Sunday, 29 August 2010

Giant Salamander

There are three species of Giant Salamander, all very similar to each other. The Hellbender from North America grows to about 75 cms long, the Japanese Giant Salamander, found in Japan of all places, grows to 1.5 metres long, while the Chinese Giant Salamander from Peru (wait... I've just checked my records and am reliably informed that it actually comes from a place known as "China". Let's continue, shall we?) and grows to a length of 1.8 metres. This makes them the biggest, second biggest and third biggest amphibians in the world, everyone's a winner! Yaaaay!

But oh dear are they a sight. Kinda flattened and low to the ground, short stubby legs, huge fat looking tails, small nostrils and even smaller eyes. Oh yeh, and a gigantic mouth that makes them look a tad like something from out of Sesame Street. Slimey, wrinkly skin with bits and bobs all over like something from out of Sesame Street that's been in the bath too long. Clearly the giant salamanders would find it difficult in the cut-throat world of fashion, the catwalk does not beckon and I hope they can eventually grow to accept this. But then no clotheshorse could live the life of any salamander, let alone the extra strain of a really big one. A case of horses for courses then.

The immediate problem for an amphibian of this size is simply getting enough oxygen to live on. Some salamanders have simple lungs, some have gills and others can breathe through their skin, so there are a few options here. The giants take a 'bit of this, bit of that' approach, but none of the other. They breathe through their dinky little nostrils and can sometimes be seen rearing up to get a lungful of air.
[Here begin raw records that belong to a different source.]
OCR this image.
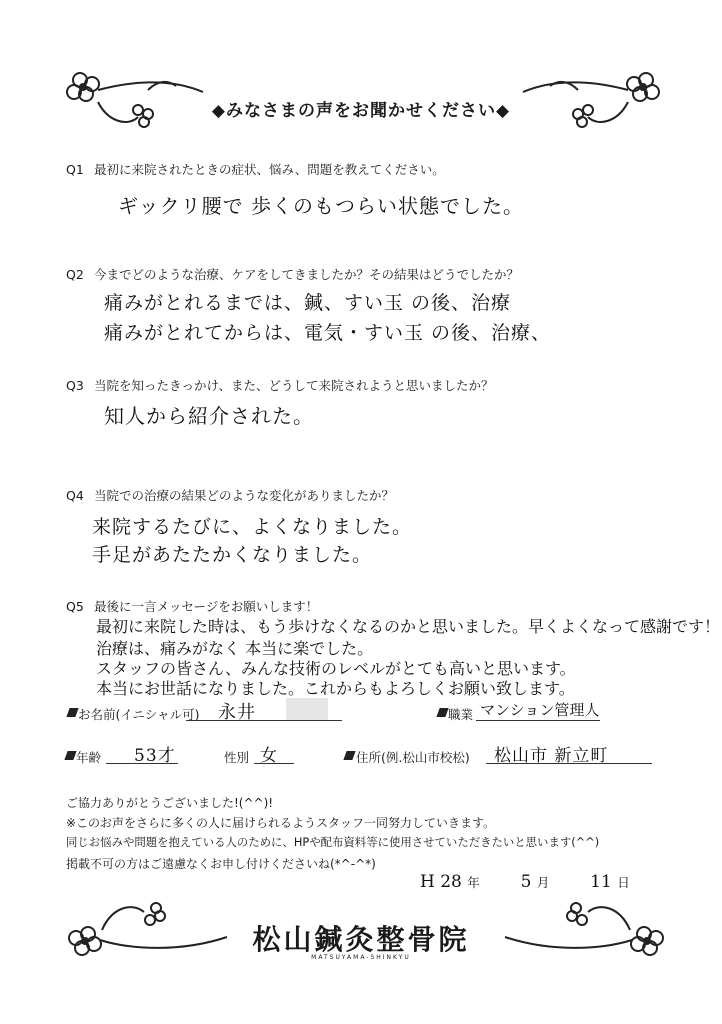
◆みなさまの声をお聞かせください◆
Q1 最初に来院されたときの症状、悩み、問題を教えてください。
ギックリ腰で 歩くのもつらい状態でした。
Q2 今までどのような治療、ケアをしてきましたか？その結果はどうでしたか？
痛みがとれるまでは、鍼、すい玉 の後、治療
痛みがとれてからは、電気・すい玉 の後、治療、
Q3 当院を知ったきっかけ、また、どうして来院されようと思いましたか？
知人から紹介された。
Q4 当院での治療の結果どのような変化がありましたか？
来院するたびに、よくなりました。
手足があたたかくなりました。
Q5 最後に一言メッセージをお願いします！
最初に来院した時は、もう歩けなくなるのかと思いました。早くよくなって感謝です！
治療は、痛みがなく 本当に楽でした。
スタッフの皆さん、みんな技術のレベルがとても高いと思います。
本当にお世話になりました。これからもよろしくお願い致します。
お名前(イニシャル可) 永井	職業 マンション管理人
年齢 53才	性別 女	住所(例.松山市校松) 松山市 新立町
ご協力ありがとうございました!(^^)!
※このお声をさらに多くの人に届けられるようスタッフ一同努力していきます。
同じお悩みや問題を抱えている人のために、HPや配布資料等に使用させていただきたいと思います(^^)
掲載不可の方はご遠慮なくお申し付けくださいね(*^-^*)
H 28 年 5 月 11 日
松山鍼灸整骨院
MATSUYAMA-SHINKYU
Along their flanks is a kind of frill that is full of blood vessels, through which they can absorb oxygen from the water. But they don't have gills, despite being entirely aquatic.

A great help is that they are also very choosy about where they spend their time, only clean, shallow, fast flowing waters will do, for this is where oxygen is most abundant. Their more specific home is under huge rocks or fallen trees where they spend their days in dignified lassitude. Come the night however, these nocturnal creatures will arise, grappling through the watery undergrowth, propelled by a chunky, compressed tail and dorsal fin, probably not brewing a coffee (but I'm sure they would if they could), all for one purpose: to break their sunlit fast.
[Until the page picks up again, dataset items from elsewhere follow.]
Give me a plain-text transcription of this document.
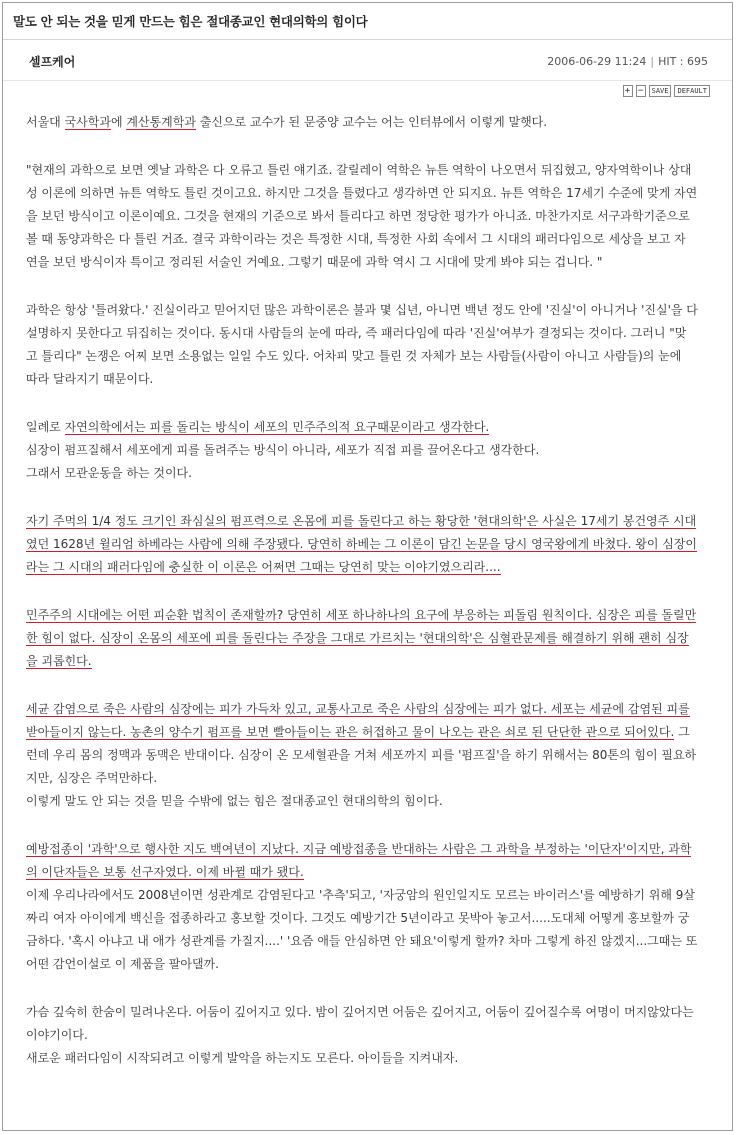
말도 안 되는 것을 믿게 만드는 힘은 절대종교인 현대의학의 힘이다
셀프케어	2006-06-29 11:24 | HIT : 695
+ −	SAVE	DEFAULT

서울대 국사학과에 계산통계학과 출신으로 교수가 된 문중양 교수는 어는 인터뷰에서 이렇게 말햇다.

"현재의 과학으로 보면 옛날 과학은 다 오류고 틀린 얘기죠. 갈릴레이 역학은 뉴튼 역학이 나오면서 뒤집혔고, 양자역학이나 상대
성 이론에 의하면 뉴튼 역학도 틀린 것이고요. 하지만 그것을 틀렸다고 생각하면 안 되지요. 뉴튼 역학은 17세기 수준에 맞게 자연
을 보던 방식이고 이론이예요. 그것을 현재의 기준으로 봐서 틀리다고 하면 정당한 평가가 아니죠. 마찬가지로 서구과학기준으로
볼 때 동양과학은 다 틀린 거죠. 결국 과학이라는 것은 특정한 시대, 특정한 사회 속에서 그 시대의 패러다임으로 세상을 보고 자
연을 보던 방식이자 특이고 정리된 서술인 거예요. 그렇기 때문에 과학 역시 그 시대에 맞게 봐야 되는 겁니다. "

과학은 항상 '틀려왔다.' 진실이라고 믿어지던 많은 과학이론은 불과 몇 십년, 아니면 백년 정도 안에 '진실'이 아니거나 '진실'을 다
설명하지 못한다고 뒤집히는 것이다. 동시대 사람들의 눈에 따라, 즉 패러다임에 따라 '진실'여부가 결정되는 것이다. 그러니 "맞
고 틀리다" 논쟁은 어찌 보면 소용없는 일일 수도 있다. 어차피 맞고 틀린 것 자체가 보는 사람들(사람이 아니고 사람들)의 눈에
따라 달라지기 때문이다.

일례로 자연의학에서는 피를 돌리는 방식이 세포의 민주주의적 요구때문이라고 생각한다.
심장이 펌프질해서 세포에게 피를 돌려주는 방식이 아니라, 세포가 직접 피를 끌어온다고 생각한다.
그래서 모관운동을 하는 것이다.

자기 주먹의 1/4 정도 크기인 좌심실의 펌프력으로 온몸에 피를 돌린다고 하는 황당한 '현대의학'은 사실은 17세기 봉건영주 시대
였던 1628년 윌리엄 하베라는 사람에 의해 주장됐다. 당연히 하베는 그 이론이 담긴 논문을 당시 영국왕에게 바쳤다. 왕이 심장이
라는 그 시대의 패러다임에 충실한 이 이론은 어쩌면 그때는 당연히 맞는 이야기였으리라....

민주주의 시대에는 어떤 피순환 법칙이 존재할까? 당연히 세포 하나하나의 요구에 부응하는 피돌림 원칙이다. 심장은 피를 돌릴만
한 힘이 없다. 심장이 온몸의 세포에 피를 돌린다는 주장을 그대로 가르치는 '현대의학'은 심혈관문제를 해결하기 위해 괜히 심장
을 괴롭힌다.

세균 감염으로 죽은 사람의 심장에는 피가 가득차 있고, 교통사고로 죽은 사람의 심장에는 피가 없다. 세포는 세균에 감염된 피를
받아들이지 않는다. 농촌의 양수기 펌프를 보면 빨아들이는 관은 허접하고 물이 나오는 관은 쇠로 된 단단한 관으로 되어있다. 그
런데 우리 몸의 정맥과 동맥은 반대이다. 심장이 온 모세혈관을 거쳐 세포까지 피를 '펌프질'을 하기 위해서는 80톤의 힘이 필요하
지만, 심장은 주먹만하다.
이렇게 말도 안 되는 것을 믿을 수밖에 없는 힘은 절대종교인 현대의학의 힘이다.

예방접종이 '과학'으로 행사한 지도 백여년이 지났다. 지금 예방접종을 반대하는 사람은 그 과학을 부정하는 '이단자'이지만, 과학
의 이단자들은 보통 선구자였다. 이제 바뀔 때가 됐다.
이제 우리나라에서도 2008년이면 성관계로 감염된다고 '추측'되고, '자궁암의 원인일지도 모르는 바이러스'를 예방하기 위해 9살
짜리 여자 아이에게 백신을 접종하라고 홍보할 것이다. 그것도 예방기간 5년이라고 못박아 놓고서.....도대체 어떻게 홍보할까 궁
금하다. '혹시 아냐고 내 애가 성관계를 가질지....' '요즘 애들 안심하면 안 돼요'이렇게 할까? 차마 그렇게 하진 않겠지...그때는 또
어떤 감언이설로 이 제품을 팔아댈까.

가슴 깊숙히 한숨이 밀려나온다. 어둠이 깊어지고 있다. 밤이 깊어지면 어둠은 깊어지고, 어둠이 깊어질수록 여명이 머지않았다는
이야기이다.
새로운 패러다임이 시작되려고 이렇게 발악을 하는지도 모른다. 아이들을 지켜내자.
Giant salamanders have small eyes and, as you might expect, poor eyesight. It might be thought that hunting in the dark isn't therefore a great idea, but were you to say this to one of these Goliaths it might just laugh in your face. I'm not sure you'd want a gigantic mouth like that gaping wildly in whole hearted mirth. Maybe you would, maybe you'd put it on youtube. On second thought, HANDS OFF MY IDEA!

Anyway, giant salamanders have a lateral line, much like fish. This means that they are sensitive to movement and can 'feel' or rather hear potential prey around them. Insects, fish, other amphibians, nothing is safe. With a flick of the tail, this picture of graceful idleness can quickly gobble down anything in its path with remarkable speed. That's something to keep note of when the breeding season comes around. A cavity is dug and the female lays some 500 eggs inside. Once they're fertilised, the male guards them for some 2 months before they hatch and the larvae go it alone. Not exactly a stay-at-home dad, but getting there!
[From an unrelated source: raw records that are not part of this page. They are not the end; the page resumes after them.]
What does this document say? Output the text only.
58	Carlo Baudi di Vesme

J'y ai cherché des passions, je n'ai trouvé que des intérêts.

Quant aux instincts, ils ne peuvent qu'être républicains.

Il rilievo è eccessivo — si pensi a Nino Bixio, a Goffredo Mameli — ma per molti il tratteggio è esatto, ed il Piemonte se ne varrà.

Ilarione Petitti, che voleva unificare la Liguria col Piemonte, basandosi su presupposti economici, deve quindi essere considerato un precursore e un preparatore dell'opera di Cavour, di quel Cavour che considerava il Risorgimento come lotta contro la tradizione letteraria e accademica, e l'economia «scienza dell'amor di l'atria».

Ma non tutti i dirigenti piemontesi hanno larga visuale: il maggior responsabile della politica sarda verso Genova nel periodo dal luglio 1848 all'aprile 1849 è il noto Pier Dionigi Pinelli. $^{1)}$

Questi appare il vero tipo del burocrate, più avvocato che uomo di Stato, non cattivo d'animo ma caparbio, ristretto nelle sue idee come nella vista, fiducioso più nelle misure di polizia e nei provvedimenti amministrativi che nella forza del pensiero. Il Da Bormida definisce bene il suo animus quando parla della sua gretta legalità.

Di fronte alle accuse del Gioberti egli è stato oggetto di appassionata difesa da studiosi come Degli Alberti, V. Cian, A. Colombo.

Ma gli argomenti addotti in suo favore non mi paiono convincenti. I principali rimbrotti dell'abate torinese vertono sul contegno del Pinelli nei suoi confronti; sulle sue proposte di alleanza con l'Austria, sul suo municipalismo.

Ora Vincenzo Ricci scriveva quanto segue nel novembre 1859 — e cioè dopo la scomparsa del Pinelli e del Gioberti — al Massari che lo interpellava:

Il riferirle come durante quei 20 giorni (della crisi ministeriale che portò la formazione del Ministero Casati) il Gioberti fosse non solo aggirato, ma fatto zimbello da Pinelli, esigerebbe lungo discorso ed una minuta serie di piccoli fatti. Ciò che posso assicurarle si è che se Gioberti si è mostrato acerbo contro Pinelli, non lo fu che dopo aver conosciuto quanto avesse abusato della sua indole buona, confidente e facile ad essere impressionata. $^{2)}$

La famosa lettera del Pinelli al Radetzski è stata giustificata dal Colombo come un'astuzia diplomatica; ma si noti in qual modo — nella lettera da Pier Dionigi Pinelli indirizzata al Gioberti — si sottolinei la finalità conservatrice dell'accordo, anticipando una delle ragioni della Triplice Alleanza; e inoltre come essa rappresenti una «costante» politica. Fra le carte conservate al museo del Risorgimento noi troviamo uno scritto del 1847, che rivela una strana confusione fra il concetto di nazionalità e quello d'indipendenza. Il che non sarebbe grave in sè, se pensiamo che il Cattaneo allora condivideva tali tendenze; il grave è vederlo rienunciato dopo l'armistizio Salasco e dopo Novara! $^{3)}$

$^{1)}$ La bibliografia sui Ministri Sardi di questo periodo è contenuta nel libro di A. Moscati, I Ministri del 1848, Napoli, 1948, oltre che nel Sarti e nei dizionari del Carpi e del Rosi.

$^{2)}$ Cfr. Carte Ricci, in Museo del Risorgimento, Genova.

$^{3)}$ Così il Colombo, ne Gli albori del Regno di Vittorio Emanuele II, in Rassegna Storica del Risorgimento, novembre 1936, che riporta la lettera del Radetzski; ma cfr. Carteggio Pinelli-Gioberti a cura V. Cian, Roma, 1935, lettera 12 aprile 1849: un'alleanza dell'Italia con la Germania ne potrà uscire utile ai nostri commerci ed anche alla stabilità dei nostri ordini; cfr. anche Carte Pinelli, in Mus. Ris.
When you consider that some giant salamanders can live for as long as 80 years and have no direct competitors, it's pretty clear that these beasts are master of their watery domain.

2 comments:

Jared Bynum said...

Except for, y'know, all of the toxic pollution in the water thanks to humans

Joseph Jameson-Gould said...

Well, indeed. Unfortunately that kind of stuff is pretty much always lurking somewhere.